Le bon côté des choses, c’est que le secteur européen de l’électricité agit comme un pionnier et est le seul secteur industriel à atteindre une température inférieure à 2,0 °C, soit 1,9 °C.

Selon l’analyse, environ 42 % des compagnies d’électricité de l’UE sont alignées sur l’objectif de 1,5 °C de l’accord de Paris.

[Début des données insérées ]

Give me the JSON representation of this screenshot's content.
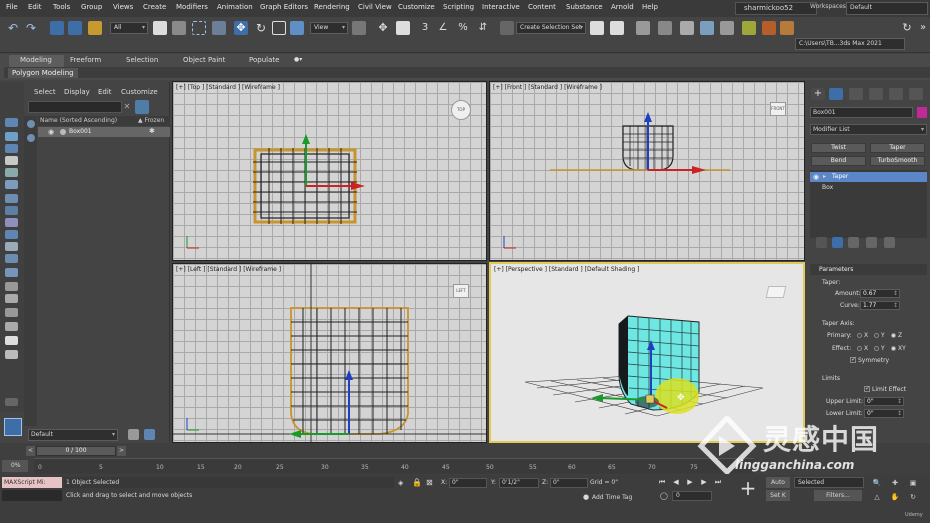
{
  "menu": [
    "File",
    "Edit",
    "Tools",
    "Group",
    "Views",
    "Create",
    "Modifiers",
    "Animation",
    "Graph Editors",
    "Rendering",
    "Civil View",
    "Customize",
    "Scripting",
    "Interactive",
    "Content",
    "Substance",
    "Arnold",
    "Help"
  ],
  "account": "sharmickoo52",
  "workspace": {
    "label": "Workspaces:",
    "value": "Default"
  },
  "toolbar": {
    "filter_all": "All",
    "view_sel": "View",
    "create_selection_set": "Create Selection Set",
    "path": "C:\\Users\\TB...3ds Max 2021"
  },
  "ribbon": {
    "tabs": [
      "Modeling",
      "Freeform",
      "Selection",
      "Object Paint",
      "Populate"
    ],
    "sub": "Polygon Modeling"
  },
  "explorer": {
    "menu": [
      "Select",
      "Display",
      "Edit",
      "Customize"
    ],
    "col_name": "Name (Sorted Ascending)",
    "col_frozen": "▲ Frozen",
    "row": "Box001",
    "layer": "Default"
  },
  "viewports": {
    "top": "[+] [Top ] [Standard ] [Wireframe ]",
    "front": "[+] [Front ] [Standard ] [Wireframe ]",
    "left": "[+] [Left ] [Standard ] [Wireframe ]",
    "perspective": "[+] [Perspective ] [Standard ] [Default Shading ]",
    "cube_top": "TOP",
    "cube_front": "FRONT",
    "cube_left": "LEFT"
  },
  "command_panel": {
    "object_name": "Box001",
    "modifier_list": "Modifier List",
    "buttons": [
      "Twist",
      "Taper",
      "Bend",
      "TurboSmooth"
    ],
    "stack_active": "Taper",
    "stack_base": "Box",
    "params_header": "Parameters",
    "taper_label": "Taper:",
    "amount_label": "Amount:",
    "amount_value": "0.67",
    "curve_label": "Curve:",
    "curve_value": "1.77",
    "taper_axis": "Taper Axis:",
    "primary_label": "Primary:",
    "effect_label": "Effect:",
    "x": "X",
    "y": "Y",
    "z": "Z",
    "xy": "XY",
    "symmetry": "Symmetry",
    "limits": "Limits",
    "limit_effect": "Limit Effect",
    "upper_label": "Upper Limit:",
    "upper_value": "0\"",
    "lower_label": "Lower Limit:",
    "lower_value": "0\""
  },
  "timeline": {
    "frame": "0 / 100",
    "prev": "<",
    "next": ">",
    "ticks": [
      "0",
      "5",
      "10",
      "15",
      "20",
      "25",
      "30",
      "35",
      "40",
      "45",
      "50",
      "55",
      "60",
      "65",
      "70",
      "75"
    ],
    "pct": "0%"
  },
  "status": {
    "maxscript": "MAXScript Mi:",
    "line1": "1 Object Selected",
    "line2": "Click and drag to select and move objects",
    "x_label": "X:",
    "x_value": "0\"",
    "y_label": "Y:",
    "y_value": "0'1/2\"",
    "z_label": "Z:",
    "z_value": "0\"",
    "grid": "Grid = 0\"",
    "add_time_tag": "Add Time Tag",
    "frame_num": "0",
    "auto": "Auto",
    "set_k": "Set K",
    "selected": "Selected",
    "filters": "Filters..."
  },
  "watermark": {
    "cn": "灵感中国",
    "en": "lingganchina.com",
    "udemy": "Udemy"
  }
}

À titre de comparaison, « cette statistique au niveau mondial est inférieure à 10 % », a déclaré James Davis, associé chez Oliver Wyman.

 » L’Europe est donc bien en avance sur les autres régions en poussant, en encourageant ses entreprises à se fixer des objectifs ambitieux dans le secteur de l’électricité « , a-t-il déclaré.

Mais pour d’autres secteurs comme l’acier, le ciment et d’autres processus industriels lourds, le résultat  » est beaucoup plus mitigé « , a concédé James Davis, affirmant qu’environ 5 % seulement des entreprises y ont adopté des objectifs alignés sur l’objectif de 1,5C. « Et cela reflète en partie le fait que les voies de décarbonisation dans ces industries sont peut-être plus complexes », a-t-il expliqué.

Des prêts liés à la durabilité

Selon M. Babakian, les entreprises européennes seront récompensées pour avoir pris des mesures climatiques plus audacieuses que leurs homologues américaines ou asiatiques.

 » Les entreprises qui sont en avance sur la courbe ont un coût du capital plus faible « , a-t-il déclaré.

 » Un grand nombre d’investisseurs en Europe se sont engagés à atteindre le zéro net « , a déclaré M. Davis.  » Et cela signifie qu’ils doivent trouver des entreprises dans lesquelles ils peuvent investir et qui prennent des engagements clairs  » pour atteindre les objectifs climatiques.

Cette tendance est visible aujourd’hui dans les prêts dits « liés à la durabilité », où le taux d’intérêt proposé aux entreprises est lié à la réalisation d’objectifs dans des domaines comme les émissions de carbone ou l’utilisation de l’eau, a expliqué Babakian.

« Donc, quand elles font bien, elles paient moins de taux d’intérêt. Et si elles font du tort, elles paient plus », a déclaré M. Babakian, ajoutant qu’il s’agit de l’un des domaines du secteur bancaire qui connaît la plus forte croissance.